Cassie beamed. “Can we lie on the grass and watch the clouds?”

“We can do whatever you like, Lady Cassandra.”

They stretched out side by side, their skirts fanned over the grass, and Pippin flopped between them. The clouds scudded across the blue, and for a long, perfect moment, there was nothing but the warmth of the sun and the safe, happy thump of the dog’s tail.

They lay there until the cold began to seep through their clothes, and when they stood, their backs and skirts were streaked with green and brown.

Cassie looked down at her dress and then at Augusta, horror flashing across her face. “We’re a mess,” she whispered.

“We are,” Augusta agreed.

“If my brother sees, he’ll?—”

“He won’t,” Augusta assured her. “We’ll sneak in through the servants’ corridor.

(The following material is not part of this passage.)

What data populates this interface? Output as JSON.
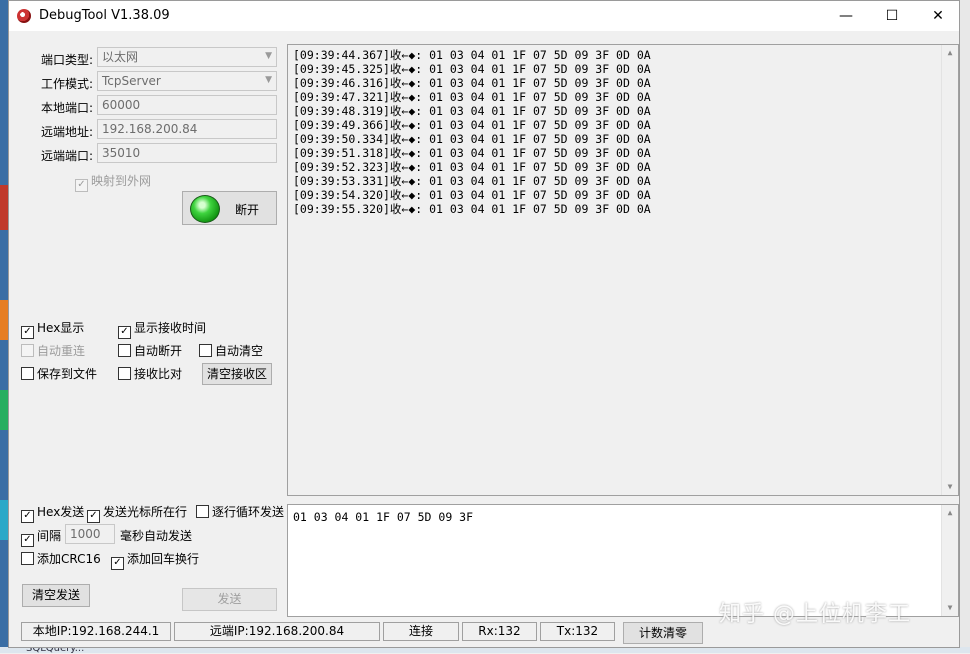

I know the way.”

Cassie grabbed her hand, their fingers fitting together like two pieces of the same puzzle, and together they made for the side door, Pippin bounding ahead.

Cassie laughed, and Augusta did too, neither of them caring that their laughter would carry all the way to the house.

Cassie clung to Augusta’s hand as they entered, their skirts trailing muddy evidence of their adventure. They slipped past the laundry, past the pantry, and had almost reached the rear staircase when the door ahead swung open without warning.